QAA rethinks 'lighter touch'

March 16, 2001

Quality chiefs have been forced into a rethink of the quality assurance framework as vice-chancellors and funding chiefs remain to be convinced that the system will deliver the promised "lighter touch".

The Quality Assurance Agency has informally agreed to examine plans to assess the quality of university departments by sampling, periodically dipping in and out of departments to form an overall judgement.

This radical departure from the system that the QAA has spent the past three years developing, and that is being rolled out now, has come after repeated concerns that the agency is not yet able to reduce significantly the bureaucratic and financial burden.

The lighter touch was designed to cut these burdens by working more closely with internal quality assurance systems and varying the intensity of scrutiny based on an institution's perceived risk and past record. However, it was always designed to review teaching quality in all departments.

Patricia Ambrose, chief executive of the Standing Conference of Principals, said that there was still some scepticism about whether the QAA could deliver on its promise and that early stage talks had begun to develop the sampling idea.

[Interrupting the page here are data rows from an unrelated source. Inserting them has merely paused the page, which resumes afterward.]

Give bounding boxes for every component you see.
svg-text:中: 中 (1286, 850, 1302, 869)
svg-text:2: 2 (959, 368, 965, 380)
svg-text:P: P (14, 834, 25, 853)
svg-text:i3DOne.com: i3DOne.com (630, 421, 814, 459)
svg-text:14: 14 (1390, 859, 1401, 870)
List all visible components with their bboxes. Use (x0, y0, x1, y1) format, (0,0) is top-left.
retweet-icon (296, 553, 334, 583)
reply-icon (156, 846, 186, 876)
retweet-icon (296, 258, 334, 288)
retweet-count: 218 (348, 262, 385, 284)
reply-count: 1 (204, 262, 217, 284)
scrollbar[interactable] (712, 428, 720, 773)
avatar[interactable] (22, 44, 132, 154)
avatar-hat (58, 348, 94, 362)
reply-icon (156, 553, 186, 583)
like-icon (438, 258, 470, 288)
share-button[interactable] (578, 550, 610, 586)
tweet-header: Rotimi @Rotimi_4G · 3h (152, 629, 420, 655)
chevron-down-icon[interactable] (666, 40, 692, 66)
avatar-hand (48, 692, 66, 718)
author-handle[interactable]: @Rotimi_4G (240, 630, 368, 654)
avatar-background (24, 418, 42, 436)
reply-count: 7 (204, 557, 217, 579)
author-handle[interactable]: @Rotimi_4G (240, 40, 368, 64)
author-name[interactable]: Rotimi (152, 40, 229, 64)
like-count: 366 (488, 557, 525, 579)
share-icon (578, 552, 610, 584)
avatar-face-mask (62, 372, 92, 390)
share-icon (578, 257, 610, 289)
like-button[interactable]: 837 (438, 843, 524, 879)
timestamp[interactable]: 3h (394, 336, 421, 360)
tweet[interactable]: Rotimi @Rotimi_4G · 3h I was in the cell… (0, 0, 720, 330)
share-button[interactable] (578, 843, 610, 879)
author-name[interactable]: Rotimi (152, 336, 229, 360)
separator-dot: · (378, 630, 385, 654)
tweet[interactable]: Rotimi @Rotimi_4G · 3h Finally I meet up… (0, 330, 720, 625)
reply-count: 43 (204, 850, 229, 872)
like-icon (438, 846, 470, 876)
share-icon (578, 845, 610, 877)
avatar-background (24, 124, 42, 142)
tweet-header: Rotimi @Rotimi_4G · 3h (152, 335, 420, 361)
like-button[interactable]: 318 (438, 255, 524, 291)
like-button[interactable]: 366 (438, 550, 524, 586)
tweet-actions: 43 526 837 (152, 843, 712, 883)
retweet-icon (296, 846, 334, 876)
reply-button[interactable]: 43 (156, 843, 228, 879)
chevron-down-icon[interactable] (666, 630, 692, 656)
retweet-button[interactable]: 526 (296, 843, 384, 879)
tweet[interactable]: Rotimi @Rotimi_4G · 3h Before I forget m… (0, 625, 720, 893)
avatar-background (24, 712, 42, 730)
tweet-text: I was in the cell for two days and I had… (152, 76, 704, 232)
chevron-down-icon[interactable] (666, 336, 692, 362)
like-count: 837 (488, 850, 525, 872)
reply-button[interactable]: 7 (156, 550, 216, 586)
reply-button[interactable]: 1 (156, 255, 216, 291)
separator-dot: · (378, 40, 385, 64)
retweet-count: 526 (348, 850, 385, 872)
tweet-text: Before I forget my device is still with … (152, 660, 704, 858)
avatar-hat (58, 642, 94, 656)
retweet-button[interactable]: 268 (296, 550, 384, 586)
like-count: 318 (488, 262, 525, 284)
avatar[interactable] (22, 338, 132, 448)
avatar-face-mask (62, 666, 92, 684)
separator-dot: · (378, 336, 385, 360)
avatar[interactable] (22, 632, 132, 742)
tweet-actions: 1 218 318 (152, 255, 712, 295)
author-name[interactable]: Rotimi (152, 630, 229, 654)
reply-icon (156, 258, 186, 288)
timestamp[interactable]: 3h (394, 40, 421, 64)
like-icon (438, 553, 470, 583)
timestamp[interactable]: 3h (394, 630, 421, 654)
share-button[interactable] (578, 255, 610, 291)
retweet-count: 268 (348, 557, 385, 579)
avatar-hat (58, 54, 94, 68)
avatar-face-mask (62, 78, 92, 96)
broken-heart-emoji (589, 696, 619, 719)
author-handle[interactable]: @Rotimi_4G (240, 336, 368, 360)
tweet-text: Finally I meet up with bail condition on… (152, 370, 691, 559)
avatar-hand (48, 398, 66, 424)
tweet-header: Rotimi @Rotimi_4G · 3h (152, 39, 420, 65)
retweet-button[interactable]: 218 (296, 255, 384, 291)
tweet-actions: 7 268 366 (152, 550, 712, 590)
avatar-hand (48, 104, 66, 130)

Stephen Marsten, director of institutions at the Higher Education Funding Council for England, said: "We have always wanted the new framework to deliver a lighter touch, and we continue to work with the QAA to ensure that a lighter touch can be delivered."

The funding council is negotiating its contract with the QAA, and it is understood that guarantees over the lighter touch will form a key element.

• The High Court will hear today that the university visitorial system is a breach of human rights laws.

Education lawyer Jaswinder Gill will claim that it breaches article six of the European Convention on Human Rights, which guarantees everyone the right to a fair hearing. He will argue that the visitor, usually a senior bishop or aristocrat, does not provide natural justice.

Mr Gill is representing a student at King's College, London, who, it is understood, was expelled from King's after internal disciplinary action.

Earlier, the court rejected a judicial review application by the student on the grounds that the case had not been heard by King's visitor, the archbishop of Canterbury. Mr Gill's request for an oral hearing, to ask the courts to reconsider, was accepted.

One of Mr Gill's key points is that the student complaints system is variable across the country, creating unequal access to justice.